Joan of Arc said very little about the role of women that we know of. According to accounts from her trial, she spoke mostly about herself, distancing herself not from the battlefield but from doing any killing.
DETAILS
What Joan of Arc / Jeanne d'Arc did was to dismiss the prophecy of Katherine de La Rochelle, a 'prophetess' with the Armagnacs during the Hundred Years War. Records from her trial state Joan recalled meeting Catherine, and that the latter told her that
a certain white lady came to her, arrayed in cloth of gold,
telling her to go through the good towns with heralds and trumpets
which the king would give her, to proclaim that whosoever possessed
gold, silver, or hidden treasure should immediately bring it forth;
and that she would immediately know those who having any hidden did
not bring it forth, and would be easily able to find it; and it should
go to the paying of Jeanne's men-at-arms.

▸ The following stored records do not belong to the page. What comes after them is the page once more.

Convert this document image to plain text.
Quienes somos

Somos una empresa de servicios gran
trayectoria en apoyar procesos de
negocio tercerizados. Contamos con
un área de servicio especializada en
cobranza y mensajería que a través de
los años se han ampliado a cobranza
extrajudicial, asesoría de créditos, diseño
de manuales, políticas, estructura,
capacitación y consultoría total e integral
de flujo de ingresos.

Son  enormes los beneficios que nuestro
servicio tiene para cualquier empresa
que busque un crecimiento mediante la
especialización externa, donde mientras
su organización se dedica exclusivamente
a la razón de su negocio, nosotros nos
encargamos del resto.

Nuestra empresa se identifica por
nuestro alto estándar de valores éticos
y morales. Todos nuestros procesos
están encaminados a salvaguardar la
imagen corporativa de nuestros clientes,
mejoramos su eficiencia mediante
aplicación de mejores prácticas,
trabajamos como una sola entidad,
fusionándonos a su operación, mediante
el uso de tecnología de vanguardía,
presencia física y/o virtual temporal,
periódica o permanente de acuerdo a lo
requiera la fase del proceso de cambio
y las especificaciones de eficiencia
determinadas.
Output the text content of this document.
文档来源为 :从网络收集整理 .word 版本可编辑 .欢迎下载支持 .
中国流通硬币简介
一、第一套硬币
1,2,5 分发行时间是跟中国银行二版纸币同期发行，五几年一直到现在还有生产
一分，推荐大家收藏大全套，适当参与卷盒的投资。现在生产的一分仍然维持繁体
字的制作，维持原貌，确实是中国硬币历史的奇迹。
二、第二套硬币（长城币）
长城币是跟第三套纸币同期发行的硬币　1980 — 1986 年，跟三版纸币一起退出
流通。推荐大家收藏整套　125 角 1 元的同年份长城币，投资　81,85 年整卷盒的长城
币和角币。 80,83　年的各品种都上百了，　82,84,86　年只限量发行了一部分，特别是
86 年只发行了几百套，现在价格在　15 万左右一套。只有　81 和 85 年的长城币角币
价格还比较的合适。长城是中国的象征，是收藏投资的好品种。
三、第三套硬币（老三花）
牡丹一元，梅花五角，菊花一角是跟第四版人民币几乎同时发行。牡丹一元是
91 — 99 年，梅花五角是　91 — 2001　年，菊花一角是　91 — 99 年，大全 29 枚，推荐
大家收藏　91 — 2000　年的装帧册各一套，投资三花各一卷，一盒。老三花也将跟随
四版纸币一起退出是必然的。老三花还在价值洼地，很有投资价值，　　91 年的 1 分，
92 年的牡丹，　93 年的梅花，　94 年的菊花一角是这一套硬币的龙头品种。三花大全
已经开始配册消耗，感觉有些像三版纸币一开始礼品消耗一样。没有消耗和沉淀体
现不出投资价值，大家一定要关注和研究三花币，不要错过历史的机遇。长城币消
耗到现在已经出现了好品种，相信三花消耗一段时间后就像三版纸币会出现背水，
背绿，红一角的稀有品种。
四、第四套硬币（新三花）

Joan of Arc's response to Catherine was that
she should go back to her husband, and look after her household (in
French "son mesnage") and care for her children.
Again according to the trial records, Joan
wrote telling her king what he should do, and when she came to him she
said that this question of Catherine was folly and nothing more.
Although one could interpret Joan's actions as aimed at undermining a rival, it seems more likely that she saw Catherine as a charlatan whose prophesy, if followed, would serve no useful purpose. Kelly DeVries, in Joan of Arc: A Military Leader, argues that the evidence points to Joan being someone who
was a devoted believer in the Christian God...[and] had one cause: a
unified, unoccupied France.
Despite wearing men's clothes and fighting alongside men, there is no evidence that Joan of Arc had 'feminist views'; she did what she felt had to be done to achieve her goals, and her actions (she said) were driven by the voices she said she heard. Telling Catherine to
go back home and do the housework, etc, is one of Joan of Arc's few recorded statements concerning (in any
manner) the subject of "gender roles" - the other chief statement
being her comment that "I would prefer to spin wool beside my poor
mother [i.e., rather than going to the war], because this is not of my
social station", explaining elsewhere that she had resisted for
several years her saints' orders to go to the war.
Helen Castor, author of Joan of Arc: A History (in this article) says Joan
would beat camp followers with the flat of her sword and angrily drive
them away...unless soldiers came forward to marry them.
This action speaks more of a leader who was devout and who wanted to maintain a disciplined fighting force rather than a feminist or a populist. Susan Crane, in Clothing and Gender Definition: Joan of·Arc sums up her role on the battlefield thus:
She sees herself as a fighter...not a mother or a bride; but the
modifications she brings to war leadership by carrying her own
standard, refraining from killing, and preferring her stick and her
standard to her sword constitute her refusal to succumb uncritically
to the conventional model of the masculine warrior.